A cohort of House and Senate Democrats write a letter to President Joe Biden asking the administration to extend the pause on federal student loan payments until “at least” the end of the year.
Federal student loan payments were first suspended when Congress passed the CARES Act in March 2020 under the Trump administration, and the moratorium was originally scheduled to expire in September of that year. Trump and Biden subsequently extended the hiatus, with the final extension coming from the White House in late December 2021.
Biden’s order, which also included a 0% interest rate on payments and a pause on collections for defaulted loans, is set to expire on May 1.
On Thursday, the group of lawmakers, which includes Senate Majority Leader Sen. Chuck Schumer, D.N.Y., Sens. Elizabeth Warren, D-Mass., Alex Padilla, D-Calif., and Raphael Warnock, D-Ga., and Reps. Ayanna Pressley, D-Mass., Ilhan Omar, D-Minn., Pramila Jayapal, D-Wash ., and House Majority Whip James Clyburn, DS.C., urged the president to issue another break — and even a longer extension.
“We are writing to urge you to act now to extend the pause on federally held student loan payments until at least the end of the year and to provide meaningful student debt cancellation,” wrote in part the group of lawmakers, adding: “While there may be different ideas about how best to structure cancellation, we all agree that you should cancel student debt now.

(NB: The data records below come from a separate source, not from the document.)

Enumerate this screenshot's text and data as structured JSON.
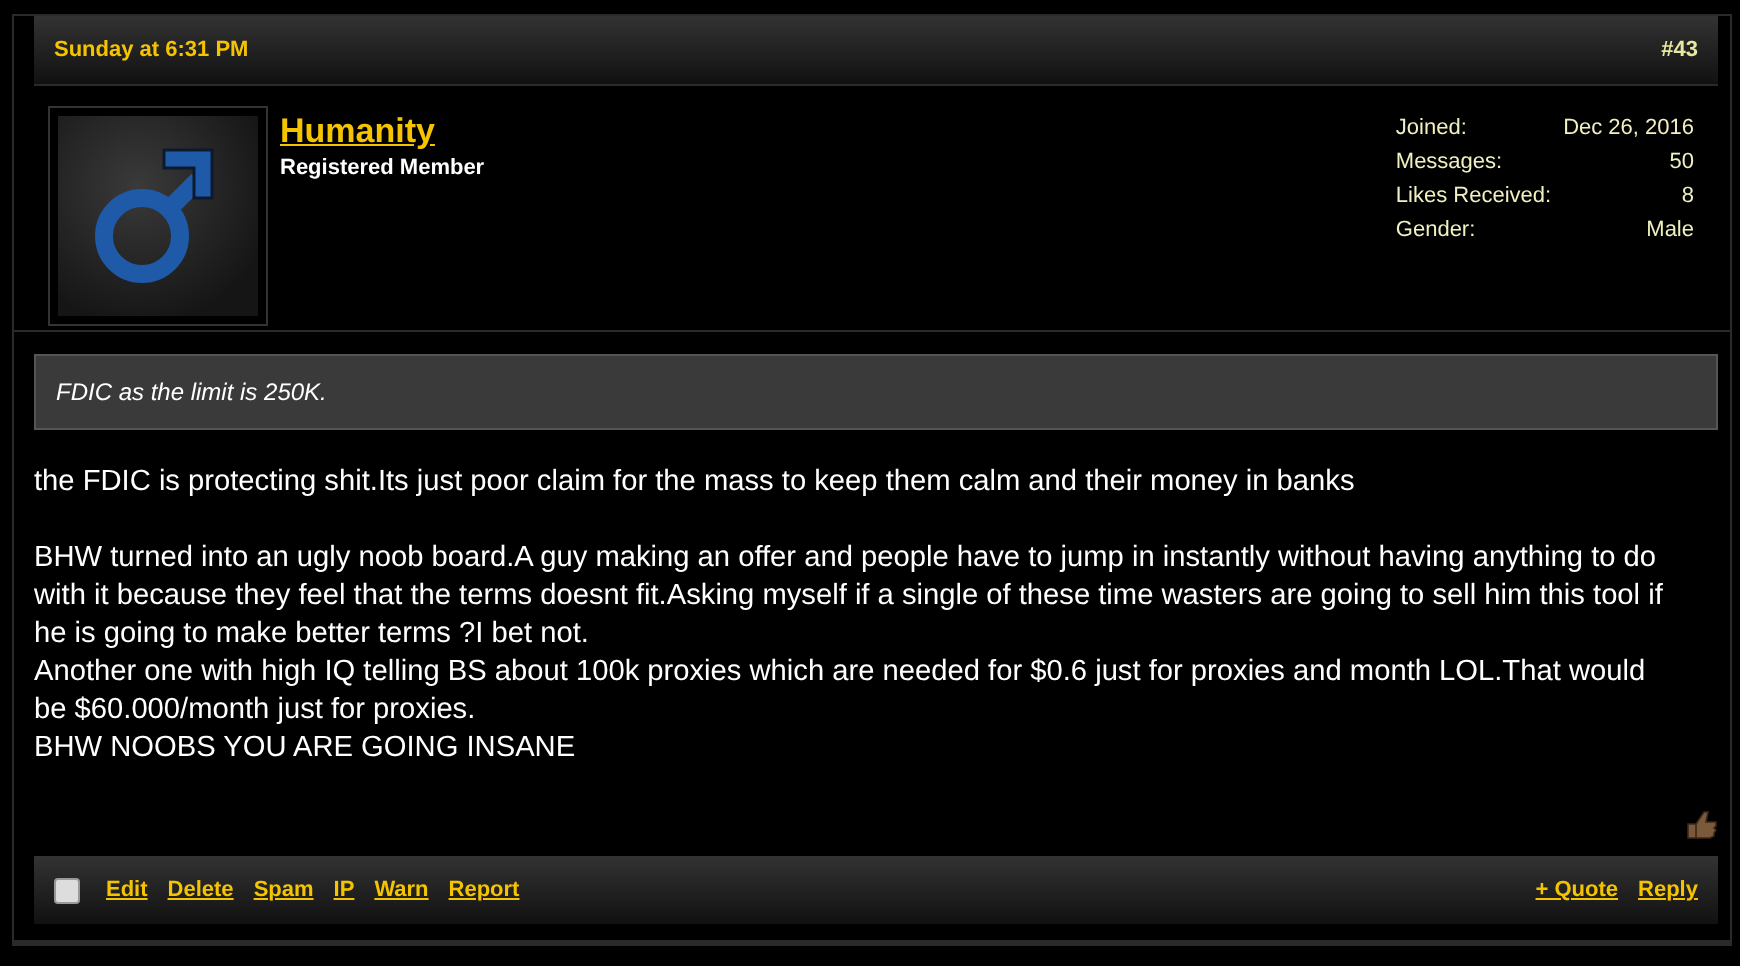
{
  "post": {
    "date": "Sunday at 6:31 PM",
    "number": "#43"
  },
  "author": {
    "name": "Humanity",
    "title": "Registered Member",
    "stats": [
      {
        "label": "Joined:",
        "value": "Dec 26, 2016"
      },
      {
        "label": "Messages:",
        "value": "50"
      },
      {
        "label": "Likes Received:",
        "value": "8"
      },
      {
        "label": "Gender:",
        "value": "Male"
      }
    ]
  },
  "quote": "FDIC as the limit is 250K.",
  "paragraphs": [
    "the FDIC is protecting shit.Its just poor claim for the mass to keep them calm and their money in banks",
    "BHW turned into an ugly noob board.A guy making an offer and people have to jump in instantly without having anything to do with it because they feel that the terms doesnt fit.Asking myself if a single of these time wasters are going to sell him this tool if he is going to make better terms ?I bet not.",
    "Another one with high IQ telling BS about 100k proxies which are needed for $0.6 just for proxies and month LOL.That would be $60.000/month just for proxies.",
    "BHW NOOBS YOU ARE GOING INSANE"
  ],
  "footer": {
    "select": {
      "checked": false
    },
    "left_links": [
      "Edit",
      "Delete",
      "Spam",
      "IP",
      "Warn",
      "Report"
    ],
    "right_links": [
      "+ Quote",
      "Reply"
    ]
  }
}
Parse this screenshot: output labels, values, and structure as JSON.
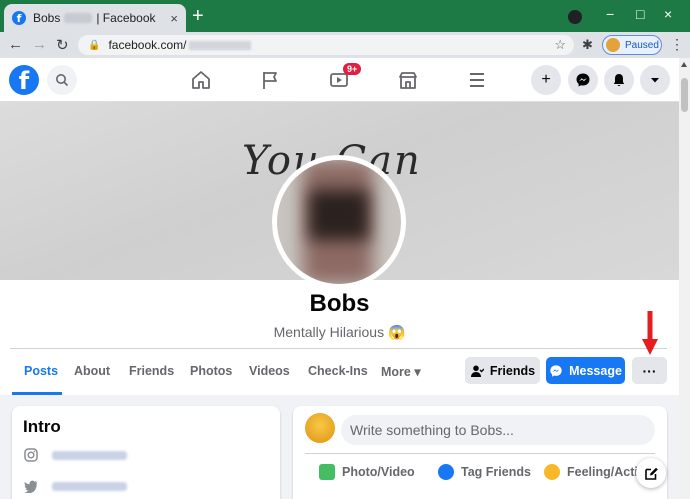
{
  "browser": {
    "tab": {
      "title_prefix": "Bobs",
      "title_suffix": "| Facebook",
      "favicon": "f",
      "close": "×"
    },
    "new_tab": "+",
    "window": {
      "minimize": "−",
      "maximize": "□",
      "close": "×"
    },
    "nav": {
      "back": "←",
      "forward": "→",
      "reload": "↻"
    },
    "address": {
      "url": "facebook.com/"
    },
    "profile_chip": {
      "label": "Paused"
    }
  },
  "fb_nav": {
    "logo": "f",
    "watch_badge": "9+",
    "create": "+"
  },
  "profile": {
    "cover_text": "You Can",
    "name": "Bobs",
    "bio": "Mentally Hilarious 😱",
    "tabs": [
      {
        "label": "Posts"
      },
      {
        "label": "About"
      },
      {
        "label": "Friends"
      },
      {
        "label": "Photos"
      },
      {
        "label": "Videos"
      },
      {
        "label": "Check-Ins"
      },
      {
        "label": "More ▾"
      }
    ],
    "actions": {
      "friends": "Friends",
      "message": "Message",
      "more": "···"
    }
  },
  "intro": {
    "title": "Intro"
  },
  "composer": {
    "placeholder": "Write something to Bobs...",
    "actions": [
      {
        "label": "Photo/Video",
        "color": "#45bd62"
      },
      {
        "label": "Tag Friends",
        "color": "#1877f2"
      },
      {
        "label": "Feeling/Activ",
        "color": "#f7b928"
      }
    ]
  },
  "colors": {
    "accent": "#1877f2",
    "arrow": "#e41e1e"
  }
}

There are more than 41 million people who collectively owe $1.6 trillion in federal student loan repayments and debt. The average individual with federal student loans has $37,113 in debt, according to the Education Data Initiative.
In Thursday’s letter, lawmakers also pointed to socioeconomic and racial disparities among those who take out federal student loans, saying “the student loan system reflects many of the inequalities that plague American society and widen the gap in racial wealth.
According to EDIwhile white Americans hold 54% of federal student loan debt, black Americans have, on average, $25,000 more in student debt than their white counterparts and are the second most likely demographic group, behind Native American borrowers and Alaska Natives, to have payments exceeding $350 per month.
Non-white student borrowers tend to struggle to repay their loans at the same rate as white borrowers due to composite barriers such as the growing racial wealth gap, wage disparity and other forms of discrimination.
“As your administration works to rebuild a fairer and fairer economy, it should use its administrative powers to address this crisis and provide permanent relief to the millions of borrowers struggling with this debt,” the ministers wrote. Democrats to Biden. “Cancelling a significant amount of student debt will bring long-term benefits to individuals and the economy, helping families buy their first home, open a small business or invest in their retirement.”
Lawmakers wrote they were encouraged after White House Chief of Staff Ronald Klain hinted in early March that the Biden administration was considering a further extension of the moratorium, telling the Pod Save America podcast: “President going to consider what we should do about student debt before the break expires, or he will extend the break.
The lawmakers who signed Thursday’s letter are not alone in their party lobbying on the issue of federal student loan forgiveness.
Sen. Patty Murray, D-Wash., Chair of the Senate Committee on Health, Education, Labor and Pensions, called in mid-March for the Biden administration to extend the payment break until 2023 at least, also proposing a number of measures to “fix our student loan system for good.
In the House, Rep. Alexandria Ocasio-Cortez, a longtime supporter of student loan forgiveness, blasted President Biden’s failure to mention the issue during his State of the Union address. beginning of March, telling MSNBC: “Things like student loan debt, broader education themes and crises, and the immigration article were really glossed over.”